Self Portrait Poster

My self portrait poster is a statement about the environment, inside the home and outside.  I started with a picture of a window from the internet. 

 I scanned seed packets that I had in my gardening supplies and tiled them together to make the wallpaper. 

I took a picture of myself in my backyard using the time delay feature on my camera.
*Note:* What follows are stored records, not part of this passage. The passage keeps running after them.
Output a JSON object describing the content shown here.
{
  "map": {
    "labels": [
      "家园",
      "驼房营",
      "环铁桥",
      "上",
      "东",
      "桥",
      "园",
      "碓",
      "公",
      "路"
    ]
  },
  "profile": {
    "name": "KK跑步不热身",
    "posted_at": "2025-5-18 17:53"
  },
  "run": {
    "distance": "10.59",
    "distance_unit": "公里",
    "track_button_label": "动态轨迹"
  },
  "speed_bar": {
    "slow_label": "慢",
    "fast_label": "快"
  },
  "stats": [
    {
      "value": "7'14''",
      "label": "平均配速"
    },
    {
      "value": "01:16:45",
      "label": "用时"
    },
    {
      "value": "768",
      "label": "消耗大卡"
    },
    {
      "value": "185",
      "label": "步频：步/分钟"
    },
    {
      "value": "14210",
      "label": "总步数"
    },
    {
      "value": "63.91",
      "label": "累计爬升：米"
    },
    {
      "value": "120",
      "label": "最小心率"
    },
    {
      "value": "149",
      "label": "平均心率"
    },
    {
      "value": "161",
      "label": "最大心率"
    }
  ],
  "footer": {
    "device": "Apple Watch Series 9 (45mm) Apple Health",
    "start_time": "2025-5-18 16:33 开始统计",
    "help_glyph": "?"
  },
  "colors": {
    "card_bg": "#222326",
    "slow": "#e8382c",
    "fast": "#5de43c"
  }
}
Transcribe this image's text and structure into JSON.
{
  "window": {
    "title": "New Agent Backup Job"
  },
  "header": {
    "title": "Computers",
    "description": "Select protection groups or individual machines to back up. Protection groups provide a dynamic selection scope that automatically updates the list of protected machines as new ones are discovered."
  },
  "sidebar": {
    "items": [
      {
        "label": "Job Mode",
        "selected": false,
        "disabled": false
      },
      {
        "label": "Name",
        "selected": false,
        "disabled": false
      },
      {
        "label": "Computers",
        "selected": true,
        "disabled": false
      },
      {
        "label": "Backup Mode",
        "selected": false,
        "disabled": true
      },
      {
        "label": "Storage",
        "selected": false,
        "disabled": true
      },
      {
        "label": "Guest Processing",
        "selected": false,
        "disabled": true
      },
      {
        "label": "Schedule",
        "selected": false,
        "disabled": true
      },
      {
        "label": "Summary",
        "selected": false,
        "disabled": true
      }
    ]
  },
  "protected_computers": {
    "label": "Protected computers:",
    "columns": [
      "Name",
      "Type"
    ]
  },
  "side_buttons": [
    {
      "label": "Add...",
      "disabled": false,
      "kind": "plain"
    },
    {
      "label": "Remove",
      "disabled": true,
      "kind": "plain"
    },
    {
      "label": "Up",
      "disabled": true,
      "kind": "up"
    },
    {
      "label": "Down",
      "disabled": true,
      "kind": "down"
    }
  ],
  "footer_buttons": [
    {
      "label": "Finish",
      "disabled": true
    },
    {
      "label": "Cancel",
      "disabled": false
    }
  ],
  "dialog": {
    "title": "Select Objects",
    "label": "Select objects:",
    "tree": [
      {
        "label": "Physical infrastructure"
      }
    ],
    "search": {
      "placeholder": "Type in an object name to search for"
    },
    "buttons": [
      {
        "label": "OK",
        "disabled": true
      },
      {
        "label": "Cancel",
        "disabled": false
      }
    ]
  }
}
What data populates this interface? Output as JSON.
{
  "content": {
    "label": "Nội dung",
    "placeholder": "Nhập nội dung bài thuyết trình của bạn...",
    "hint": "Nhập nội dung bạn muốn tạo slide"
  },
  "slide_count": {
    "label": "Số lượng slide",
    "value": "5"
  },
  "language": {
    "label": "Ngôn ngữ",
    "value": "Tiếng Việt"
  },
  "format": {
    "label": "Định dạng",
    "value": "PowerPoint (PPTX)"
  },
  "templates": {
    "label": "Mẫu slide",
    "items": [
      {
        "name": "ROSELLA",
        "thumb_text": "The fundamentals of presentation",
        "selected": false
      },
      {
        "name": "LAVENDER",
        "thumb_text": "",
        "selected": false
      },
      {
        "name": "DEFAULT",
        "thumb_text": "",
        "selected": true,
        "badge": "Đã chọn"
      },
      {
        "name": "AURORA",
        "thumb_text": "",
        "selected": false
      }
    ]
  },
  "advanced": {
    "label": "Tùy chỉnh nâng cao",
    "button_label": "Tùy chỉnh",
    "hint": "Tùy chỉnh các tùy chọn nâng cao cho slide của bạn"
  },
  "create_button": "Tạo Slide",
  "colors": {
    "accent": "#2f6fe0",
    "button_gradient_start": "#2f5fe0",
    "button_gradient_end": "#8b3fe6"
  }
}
 and put these elements together.    

Monday, September 12, 2011

ARTISTADAY Selection –Abelardo Morell
I was looking through the photographs on ARTISTADAY for work that looked like it came from a camera rather than Adobe’s Photoshop.  These pictures from Abelardo Morell were made with a camera obscura.  This is a technique that goes back centuries and is often associated with Renaissance artists.  (Vermeer is said to have used it.)   While you can find lists of all the known camera obscura in the world on the internet, Morell can turn an ordinary room into camera obscura very easily.  Here are two examples of his photography and included below is the background information from the ARTISTADAY website. 
Abelardo Morell

Abelardo Morell’s photographs remind us that photography is more about how we see than the tools we use to create it. As we become ensconced with computer technology, more and more artists are returning to the past, working with processes and instruments more than one hundred years old. Morell is one of those artists who burst onto the scene with a series of images made with a camera obscura — a lensless camera most often associated with Renaissance artists.
Morell takes an ordinary room – his living room, his son’s bedroom, a hotel room — and transforms it into a camera by placing black plastic over all of the windows, leaving a 3/8″ hole through which the light passes. He then sets up his view camera in the room, points it at the opposite wall, opens the lens and lets the image appear on the film over the next eight hours. The result of his endeavor is a magical world which fuses outdoor elements with domestic scenes, allowing the viewer to see the existing reality outside the window. Morell has transformed many rooms into cameras, recording the Empire State Building inside a bedroom, Times Square onto the sterile walls of a Marriott hotel room, and a view of Brookline onto the walls and ceiling of his son’s bedroom, as trees and buildings interact with toy dinosaurs. These are extraordinary images alter our perception of reality and our placement in it.